"When Peter, in preaching to the Jews, set forth that God had raised Jesus Christ from the dead, and had bestowed upon Him greater power and glory than He had before possessed, the assertion proved to be a befitting climax to a sermon which resulted in the conversion of some three thousand persons. Paul, in closing a sermon to the Greeks at Athens, alluded to this same resurrection of the dead. Instead of proving to be the effective climax that it was when Peter was preaching to the Jews, it operated as the weakest point in the discourse, for we are told that at that point, 'some mocked,' and the assemblage postponed the hearing. Paul in summing up the difference between the Jew and the Greek habit of thought, remarked that the Jews require a sign, and the Greeks seek after wisdom. You note that the very thing that appealed most strongly to the mind of the Jew—the miraculous raising of the Jesus—was the most repellant to the Greek, who, in his search for wisdom, demanded to know the how of every assertion.

"Returning to the Anglo-Saxon and the Negro—I think I can name a number of differences in their mental attitudes:

"1. The Negro's talent is largely acquisitive; that of the Anglo-Saxon, inquisitive.

"2. The Negro is of a restful temperament; the Anglo-Saxon is characterized by a 'restless discontented, striving, burning energy.' As a result the Negro is painfully conservative, while the Anglo-Saxon is daringly progressive.
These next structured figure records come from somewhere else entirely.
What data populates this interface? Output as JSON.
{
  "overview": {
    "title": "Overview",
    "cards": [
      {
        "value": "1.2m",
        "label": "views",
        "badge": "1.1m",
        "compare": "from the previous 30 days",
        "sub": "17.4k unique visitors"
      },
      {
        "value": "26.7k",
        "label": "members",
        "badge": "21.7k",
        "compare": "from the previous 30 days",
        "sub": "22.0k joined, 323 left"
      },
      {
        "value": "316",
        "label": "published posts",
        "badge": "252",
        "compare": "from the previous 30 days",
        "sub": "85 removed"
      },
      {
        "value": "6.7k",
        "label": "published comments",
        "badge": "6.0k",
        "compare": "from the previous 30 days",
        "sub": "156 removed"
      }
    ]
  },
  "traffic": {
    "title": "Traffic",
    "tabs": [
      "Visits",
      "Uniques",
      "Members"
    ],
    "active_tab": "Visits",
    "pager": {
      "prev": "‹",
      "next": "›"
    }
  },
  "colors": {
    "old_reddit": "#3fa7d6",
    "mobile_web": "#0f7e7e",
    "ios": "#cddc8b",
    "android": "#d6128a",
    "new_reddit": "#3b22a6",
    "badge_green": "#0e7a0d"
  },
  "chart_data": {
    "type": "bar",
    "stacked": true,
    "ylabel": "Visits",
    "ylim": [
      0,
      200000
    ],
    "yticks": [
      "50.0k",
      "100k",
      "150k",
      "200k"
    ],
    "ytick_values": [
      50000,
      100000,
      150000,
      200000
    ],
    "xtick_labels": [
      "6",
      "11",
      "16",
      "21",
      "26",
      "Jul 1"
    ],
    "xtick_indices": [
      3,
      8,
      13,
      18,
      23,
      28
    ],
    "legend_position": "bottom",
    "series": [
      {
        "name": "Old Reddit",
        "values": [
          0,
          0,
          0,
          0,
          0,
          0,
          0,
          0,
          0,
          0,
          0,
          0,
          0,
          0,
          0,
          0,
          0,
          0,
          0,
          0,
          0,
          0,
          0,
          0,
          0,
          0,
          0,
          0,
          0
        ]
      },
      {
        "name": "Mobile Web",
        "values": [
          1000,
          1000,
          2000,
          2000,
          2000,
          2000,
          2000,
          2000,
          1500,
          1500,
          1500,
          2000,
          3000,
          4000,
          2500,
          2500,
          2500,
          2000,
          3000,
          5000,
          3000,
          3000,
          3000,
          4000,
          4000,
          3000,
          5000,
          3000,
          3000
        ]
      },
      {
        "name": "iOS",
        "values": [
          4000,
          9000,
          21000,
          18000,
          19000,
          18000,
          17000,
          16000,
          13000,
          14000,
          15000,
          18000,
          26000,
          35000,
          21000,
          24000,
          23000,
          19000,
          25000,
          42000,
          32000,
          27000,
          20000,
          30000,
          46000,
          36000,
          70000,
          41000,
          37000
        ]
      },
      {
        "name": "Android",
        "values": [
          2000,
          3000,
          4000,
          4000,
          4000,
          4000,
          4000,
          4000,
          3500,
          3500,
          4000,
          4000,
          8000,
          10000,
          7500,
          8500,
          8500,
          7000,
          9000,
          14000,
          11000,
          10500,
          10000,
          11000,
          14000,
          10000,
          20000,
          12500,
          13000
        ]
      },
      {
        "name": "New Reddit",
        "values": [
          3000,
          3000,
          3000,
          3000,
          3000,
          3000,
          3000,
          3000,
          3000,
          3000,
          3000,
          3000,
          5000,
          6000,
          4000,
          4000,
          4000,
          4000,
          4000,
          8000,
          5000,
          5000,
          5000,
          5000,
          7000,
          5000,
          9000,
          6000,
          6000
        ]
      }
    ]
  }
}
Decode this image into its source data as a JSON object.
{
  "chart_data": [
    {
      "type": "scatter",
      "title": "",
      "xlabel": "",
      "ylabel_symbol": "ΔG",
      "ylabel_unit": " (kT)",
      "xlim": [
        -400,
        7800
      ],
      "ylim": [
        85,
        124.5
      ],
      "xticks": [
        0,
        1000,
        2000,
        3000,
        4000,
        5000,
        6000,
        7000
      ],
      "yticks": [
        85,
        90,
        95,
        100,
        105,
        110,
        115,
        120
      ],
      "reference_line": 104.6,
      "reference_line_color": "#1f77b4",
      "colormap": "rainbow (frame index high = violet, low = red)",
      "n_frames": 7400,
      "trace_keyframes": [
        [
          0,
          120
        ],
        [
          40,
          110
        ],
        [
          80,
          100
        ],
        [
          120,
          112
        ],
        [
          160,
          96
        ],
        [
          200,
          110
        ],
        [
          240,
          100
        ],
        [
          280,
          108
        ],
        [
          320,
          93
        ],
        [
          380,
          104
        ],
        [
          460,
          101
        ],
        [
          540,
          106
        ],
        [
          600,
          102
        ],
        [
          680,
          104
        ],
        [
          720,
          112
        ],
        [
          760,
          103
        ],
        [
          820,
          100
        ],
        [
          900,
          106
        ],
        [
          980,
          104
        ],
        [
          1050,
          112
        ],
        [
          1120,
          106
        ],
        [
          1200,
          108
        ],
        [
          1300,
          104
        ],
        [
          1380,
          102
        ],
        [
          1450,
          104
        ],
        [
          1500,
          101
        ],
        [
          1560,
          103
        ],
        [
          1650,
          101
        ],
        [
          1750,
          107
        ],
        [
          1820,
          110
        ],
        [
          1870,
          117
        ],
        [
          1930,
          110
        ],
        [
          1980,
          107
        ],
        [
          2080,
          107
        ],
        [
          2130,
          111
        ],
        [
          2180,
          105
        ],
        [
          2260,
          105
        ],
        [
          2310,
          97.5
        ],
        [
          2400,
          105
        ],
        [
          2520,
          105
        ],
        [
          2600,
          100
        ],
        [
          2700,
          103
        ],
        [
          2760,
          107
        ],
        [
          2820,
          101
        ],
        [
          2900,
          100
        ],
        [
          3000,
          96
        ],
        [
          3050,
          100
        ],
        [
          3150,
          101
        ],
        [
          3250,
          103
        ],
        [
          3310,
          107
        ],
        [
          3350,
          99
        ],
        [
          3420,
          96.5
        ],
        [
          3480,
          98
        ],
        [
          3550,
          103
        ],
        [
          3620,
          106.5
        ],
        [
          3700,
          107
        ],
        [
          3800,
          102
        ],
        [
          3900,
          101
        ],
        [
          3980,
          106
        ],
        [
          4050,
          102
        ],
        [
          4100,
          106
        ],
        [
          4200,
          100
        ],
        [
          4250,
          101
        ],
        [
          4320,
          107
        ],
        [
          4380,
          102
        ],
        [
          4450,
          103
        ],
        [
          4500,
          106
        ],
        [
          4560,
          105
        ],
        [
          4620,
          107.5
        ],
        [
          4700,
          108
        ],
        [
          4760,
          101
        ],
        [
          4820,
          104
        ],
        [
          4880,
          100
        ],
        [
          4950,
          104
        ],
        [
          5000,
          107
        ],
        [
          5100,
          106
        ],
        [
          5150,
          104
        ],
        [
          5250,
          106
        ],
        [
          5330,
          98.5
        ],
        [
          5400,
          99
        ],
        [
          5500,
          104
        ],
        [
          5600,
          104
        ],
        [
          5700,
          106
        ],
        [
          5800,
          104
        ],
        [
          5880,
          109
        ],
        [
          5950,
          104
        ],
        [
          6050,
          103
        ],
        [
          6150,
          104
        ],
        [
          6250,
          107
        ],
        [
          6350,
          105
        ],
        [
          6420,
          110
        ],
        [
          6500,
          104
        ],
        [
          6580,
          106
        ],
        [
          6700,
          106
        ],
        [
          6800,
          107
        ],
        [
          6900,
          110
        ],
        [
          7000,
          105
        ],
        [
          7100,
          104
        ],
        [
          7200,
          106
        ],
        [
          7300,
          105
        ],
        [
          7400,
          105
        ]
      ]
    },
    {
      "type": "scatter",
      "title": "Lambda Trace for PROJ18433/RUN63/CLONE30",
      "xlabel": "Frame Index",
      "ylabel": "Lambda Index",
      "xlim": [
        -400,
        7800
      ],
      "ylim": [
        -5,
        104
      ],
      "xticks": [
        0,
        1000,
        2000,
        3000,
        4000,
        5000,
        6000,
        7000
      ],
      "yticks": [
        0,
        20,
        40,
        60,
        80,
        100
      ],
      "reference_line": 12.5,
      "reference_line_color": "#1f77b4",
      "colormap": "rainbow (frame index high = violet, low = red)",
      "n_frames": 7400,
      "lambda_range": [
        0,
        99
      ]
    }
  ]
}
"3. The Negro deals with the immediate; the Anglo-Saxon has a keen eye for the remote.

"4. The Negro is prone to accept statements that lay claim to being postulates; the Anglo-Saxon is skeptical, examining into the foundation of things.

"5. The Negro is impulsive, and is led to act largely by an immediately exciting stimulus, causing the net results of his labors to appear as a series of fits and jerks; the Anglo-Saxon is deliberate, cautious without stagnation, wary and persistent, and his history reveals an unbroken tendency in a given direction.

"6. Hitherto the preponderating tendency of the Negro has been toward disintegration, showing the lack of a proper measure of fellow-feeling; the tendency of the Anglo-Saxon is toward racial integration.

"7. The Negro proceeds by analogies; the Anglo-Saxon by logic.

"8. The Anglo-Saxon is fond of serious discussion and you reach him best through the sublime; the Negro is inordinately fond of joking and you get closest to him through the ludicrous. I do not pretend to say that these are hard and fast lines, separating the Anglo-Saxon and Negro minds into distinct classes, but they indicate a general unlikeness in many particulars.